*2022 stock* Back in '76 or so, Mario Bava wanted in on some of Argento's azione in the film music department. For his movies, Dario had enlisted some homegrown twentysomethings fresh from sessions in England as an outfit alternately called Oliver and Cherry Five. The quartet, rechristened Goblin, had cranked up their amplifiers to score Dario's two very popular films, the bloody Profondo Rosso and the supernaturally-inclined Suspiria. Bava wanted the same kind of sonorous edge for his next foray into celluloid, and the man who inspired many with his 1956 pic Vampiri.
Enter Libra, a similarly fresh-bearded fivesome; seems like Bava's luck the vein had struck, to put it as Will would. Each chord fingered for Schock proved that. Like Goblin, Libra had already recorded an album of original music and were no strangers to the studio or stage (in fact, Libra's members were a few years older), but the quintet's sounds for Schock are so Goblinoid, it's fairly eerie. The staccato piano runs and Moog licks of "The Shock" are tonally and stylistically very similar. Whether Allesandro "Sandro" Centofanti intentionally paralleled Claudio Simonetti is of no concern.
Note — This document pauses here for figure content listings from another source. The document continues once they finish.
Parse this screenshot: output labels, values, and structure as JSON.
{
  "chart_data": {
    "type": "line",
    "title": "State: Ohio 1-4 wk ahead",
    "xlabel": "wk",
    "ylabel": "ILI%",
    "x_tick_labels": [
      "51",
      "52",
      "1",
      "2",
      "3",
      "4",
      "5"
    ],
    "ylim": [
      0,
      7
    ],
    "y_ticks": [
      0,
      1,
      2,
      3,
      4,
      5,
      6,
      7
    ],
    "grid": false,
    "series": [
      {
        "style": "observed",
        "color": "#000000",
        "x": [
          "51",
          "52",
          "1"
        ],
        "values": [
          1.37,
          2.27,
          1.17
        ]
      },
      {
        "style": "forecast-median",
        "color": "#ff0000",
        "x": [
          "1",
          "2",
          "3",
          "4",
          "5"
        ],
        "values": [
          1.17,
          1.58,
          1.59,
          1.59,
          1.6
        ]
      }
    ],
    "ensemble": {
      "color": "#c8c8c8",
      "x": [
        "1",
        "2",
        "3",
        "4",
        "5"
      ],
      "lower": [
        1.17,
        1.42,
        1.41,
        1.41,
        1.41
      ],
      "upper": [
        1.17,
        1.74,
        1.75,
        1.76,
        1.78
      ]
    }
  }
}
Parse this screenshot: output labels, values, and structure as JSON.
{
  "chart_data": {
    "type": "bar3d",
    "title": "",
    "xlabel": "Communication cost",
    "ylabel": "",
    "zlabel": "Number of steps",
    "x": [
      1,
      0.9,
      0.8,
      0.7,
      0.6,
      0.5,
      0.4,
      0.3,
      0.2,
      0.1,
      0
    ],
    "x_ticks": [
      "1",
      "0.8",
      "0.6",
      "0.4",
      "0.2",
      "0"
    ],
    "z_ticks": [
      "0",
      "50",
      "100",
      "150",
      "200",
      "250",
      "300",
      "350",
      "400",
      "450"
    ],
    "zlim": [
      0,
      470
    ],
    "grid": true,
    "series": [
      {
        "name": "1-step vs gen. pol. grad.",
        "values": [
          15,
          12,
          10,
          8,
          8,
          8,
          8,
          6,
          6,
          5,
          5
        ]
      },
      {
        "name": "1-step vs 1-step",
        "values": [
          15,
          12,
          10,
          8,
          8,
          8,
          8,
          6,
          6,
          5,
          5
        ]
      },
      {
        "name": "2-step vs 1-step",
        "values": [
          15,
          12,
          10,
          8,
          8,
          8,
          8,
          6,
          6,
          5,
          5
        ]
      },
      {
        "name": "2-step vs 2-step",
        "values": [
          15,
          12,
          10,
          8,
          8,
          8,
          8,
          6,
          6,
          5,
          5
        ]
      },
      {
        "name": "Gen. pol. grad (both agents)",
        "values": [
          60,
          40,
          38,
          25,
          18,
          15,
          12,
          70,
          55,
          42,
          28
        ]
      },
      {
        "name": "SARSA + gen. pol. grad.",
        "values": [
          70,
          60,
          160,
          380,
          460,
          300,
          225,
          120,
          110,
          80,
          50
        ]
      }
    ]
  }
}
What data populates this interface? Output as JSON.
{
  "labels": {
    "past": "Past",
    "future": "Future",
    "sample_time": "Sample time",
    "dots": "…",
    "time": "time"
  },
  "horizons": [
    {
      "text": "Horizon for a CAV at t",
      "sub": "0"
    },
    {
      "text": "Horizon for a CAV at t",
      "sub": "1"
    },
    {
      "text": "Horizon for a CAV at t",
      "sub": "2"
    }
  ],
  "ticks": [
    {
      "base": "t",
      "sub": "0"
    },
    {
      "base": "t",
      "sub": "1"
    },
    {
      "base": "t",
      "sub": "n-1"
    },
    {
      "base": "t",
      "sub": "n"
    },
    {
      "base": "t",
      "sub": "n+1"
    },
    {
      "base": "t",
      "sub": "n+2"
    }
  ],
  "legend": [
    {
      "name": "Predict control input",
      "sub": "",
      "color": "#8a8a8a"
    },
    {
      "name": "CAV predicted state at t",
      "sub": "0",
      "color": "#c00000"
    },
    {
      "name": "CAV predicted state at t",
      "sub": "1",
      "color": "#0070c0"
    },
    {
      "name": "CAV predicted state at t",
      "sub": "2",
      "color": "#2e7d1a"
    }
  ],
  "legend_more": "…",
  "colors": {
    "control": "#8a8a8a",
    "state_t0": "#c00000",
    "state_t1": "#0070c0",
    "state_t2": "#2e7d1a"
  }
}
The insular, prevalently ambient-electronic spaces of the "Transfert" pieces contrast the energy of the title theme, and the long version of "Il Fantasma Suona Il Piano" is equally delicate and decadent.
Speaking of Goblin, there is a connection: Walter Martino replaced David Walter on drums, and Maurizio Guarini (who joined Goblin after Martino's split following Profondo Rosso) contributes some keyboard parts though he wasn't credited on the original vinyl release! That, and guitarist Carlo Pennisi and bassist Dino Cappa were in versions of Flea/Etna the former included post-Martino Goblin drummer Agostino Marangolo, and the latter featured the Guarini brothers (the other being the drummer). Small world.